Verla es un cuadro ––
oírla es una melodía ––
conocerla una intemperancia
inocente como junio ––
no conocerla –– una aflicción ––
tenerla de amiga
un calor tan cercano como si el sol
brillara en la mano.
Sus poemas bucean en las profundidades más oscuras con palabras leves. Quizá por esa razón, Emil Ciorán, el más pesimista de los pesimistas, el más desesperado de los desesperados dijo de ella: «Desde mi antiguo entusiasmo (muy superado ahora) por Rilke, nunca me había atraído tanto un poeta como Emily Dickinson. Si hubiera tenido la audacia y la energía para abrazar completamente mi soledad, su mundo, que me resulta familiar, lo sería aún más.»

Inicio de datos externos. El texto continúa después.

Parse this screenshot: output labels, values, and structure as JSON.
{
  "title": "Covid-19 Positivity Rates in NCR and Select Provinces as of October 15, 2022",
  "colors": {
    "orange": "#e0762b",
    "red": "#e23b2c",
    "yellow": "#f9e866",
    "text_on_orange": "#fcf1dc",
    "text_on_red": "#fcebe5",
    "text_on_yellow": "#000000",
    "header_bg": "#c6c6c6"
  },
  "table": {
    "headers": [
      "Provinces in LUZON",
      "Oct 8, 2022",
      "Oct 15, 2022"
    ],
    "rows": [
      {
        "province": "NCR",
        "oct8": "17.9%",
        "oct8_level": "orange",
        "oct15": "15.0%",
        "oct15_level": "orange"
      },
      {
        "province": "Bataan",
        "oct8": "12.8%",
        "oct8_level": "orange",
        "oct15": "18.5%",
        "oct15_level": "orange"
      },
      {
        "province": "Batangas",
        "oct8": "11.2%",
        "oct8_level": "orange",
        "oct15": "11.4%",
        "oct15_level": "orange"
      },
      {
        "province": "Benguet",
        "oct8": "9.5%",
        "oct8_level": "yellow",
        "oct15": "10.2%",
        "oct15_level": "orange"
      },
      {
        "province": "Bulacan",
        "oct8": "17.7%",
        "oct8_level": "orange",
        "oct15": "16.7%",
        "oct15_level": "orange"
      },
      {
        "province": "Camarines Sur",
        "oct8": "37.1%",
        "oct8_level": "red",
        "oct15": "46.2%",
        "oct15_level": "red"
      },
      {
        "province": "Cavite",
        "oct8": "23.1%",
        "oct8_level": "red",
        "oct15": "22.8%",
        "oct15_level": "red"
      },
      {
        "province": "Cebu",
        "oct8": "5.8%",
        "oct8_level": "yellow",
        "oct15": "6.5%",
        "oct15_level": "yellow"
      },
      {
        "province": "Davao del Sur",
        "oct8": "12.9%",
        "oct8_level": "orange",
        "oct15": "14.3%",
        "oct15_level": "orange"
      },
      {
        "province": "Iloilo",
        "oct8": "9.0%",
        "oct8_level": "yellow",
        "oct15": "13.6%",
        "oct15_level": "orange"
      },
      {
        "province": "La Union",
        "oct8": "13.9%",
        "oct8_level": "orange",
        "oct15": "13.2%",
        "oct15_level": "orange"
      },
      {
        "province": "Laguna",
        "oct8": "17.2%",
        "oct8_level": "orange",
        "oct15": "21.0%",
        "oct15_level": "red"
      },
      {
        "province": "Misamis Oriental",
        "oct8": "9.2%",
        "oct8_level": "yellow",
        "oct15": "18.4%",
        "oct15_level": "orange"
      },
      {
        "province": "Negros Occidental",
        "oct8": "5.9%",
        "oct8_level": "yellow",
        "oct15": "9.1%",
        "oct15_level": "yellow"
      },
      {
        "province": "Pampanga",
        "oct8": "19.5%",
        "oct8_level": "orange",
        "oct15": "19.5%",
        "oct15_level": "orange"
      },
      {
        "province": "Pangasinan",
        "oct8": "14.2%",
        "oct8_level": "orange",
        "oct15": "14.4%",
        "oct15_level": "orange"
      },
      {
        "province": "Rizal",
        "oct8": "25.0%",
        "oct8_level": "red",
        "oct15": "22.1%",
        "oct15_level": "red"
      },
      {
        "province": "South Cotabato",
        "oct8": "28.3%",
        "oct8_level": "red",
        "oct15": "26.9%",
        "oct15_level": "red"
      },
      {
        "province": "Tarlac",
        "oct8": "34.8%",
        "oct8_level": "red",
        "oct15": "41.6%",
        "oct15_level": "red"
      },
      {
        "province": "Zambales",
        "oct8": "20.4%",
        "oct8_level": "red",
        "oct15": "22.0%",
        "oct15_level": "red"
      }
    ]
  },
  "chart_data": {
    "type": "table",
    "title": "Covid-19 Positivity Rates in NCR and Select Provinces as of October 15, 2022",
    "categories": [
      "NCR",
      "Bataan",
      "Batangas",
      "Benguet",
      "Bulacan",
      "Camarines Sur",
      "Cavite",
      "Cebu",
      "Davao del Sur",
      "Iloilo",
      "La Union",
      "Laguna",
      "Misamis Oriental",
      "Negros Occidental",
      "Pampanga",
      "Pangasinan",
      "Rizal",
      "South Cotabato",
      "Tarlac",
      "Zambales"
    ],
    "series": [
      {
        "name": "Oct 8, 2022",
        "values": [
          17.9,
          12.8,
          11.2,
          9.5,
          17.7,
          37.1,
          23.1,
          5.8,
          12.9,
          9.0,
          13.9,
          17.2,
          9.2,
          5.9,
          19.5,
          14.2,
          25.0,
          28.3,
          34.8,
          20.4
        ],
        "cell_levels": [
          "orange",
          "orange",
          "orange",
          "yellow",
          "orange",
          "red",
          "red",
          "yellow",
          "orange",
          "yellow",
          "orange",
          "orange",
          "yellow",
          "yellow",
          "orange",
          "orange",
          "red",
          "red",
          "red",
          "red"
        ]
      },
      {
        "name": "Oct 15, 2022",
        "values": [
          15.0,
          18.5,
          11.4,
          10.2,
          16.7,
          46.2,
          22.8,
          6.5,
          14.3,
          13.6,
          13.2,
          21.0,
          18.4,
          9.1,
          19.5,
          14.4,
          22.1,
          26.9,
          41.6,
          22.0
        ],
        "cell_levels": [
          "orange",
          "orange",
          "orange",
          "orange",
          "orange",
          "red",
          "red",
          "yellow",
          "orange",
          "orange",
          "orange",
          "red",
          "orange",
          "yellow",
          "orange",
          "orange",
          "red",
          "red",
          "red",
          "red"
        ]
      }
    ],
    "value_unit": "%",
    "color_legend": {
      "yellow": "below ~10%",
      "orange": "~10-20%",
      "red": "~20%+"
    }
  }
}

Alejandra Pizarnik le dedicó un poema. María Negroni escribió Archivo Dickinson en base a un lexicón, es decir a un diccionario donde se consignan las palabras que Emily utilizaba con mayor frecuencia. Estos son sólo dos ejemplos de creadoras argentinas que dejan constancia de la vigencia que tuvo y sigue teniendo su lectura. Pero los reconocimientos se multiplican día a día. A casi dos siglos de su nacimiento, leer a la poeta confinada es siempre una revelación, un descubrimiento.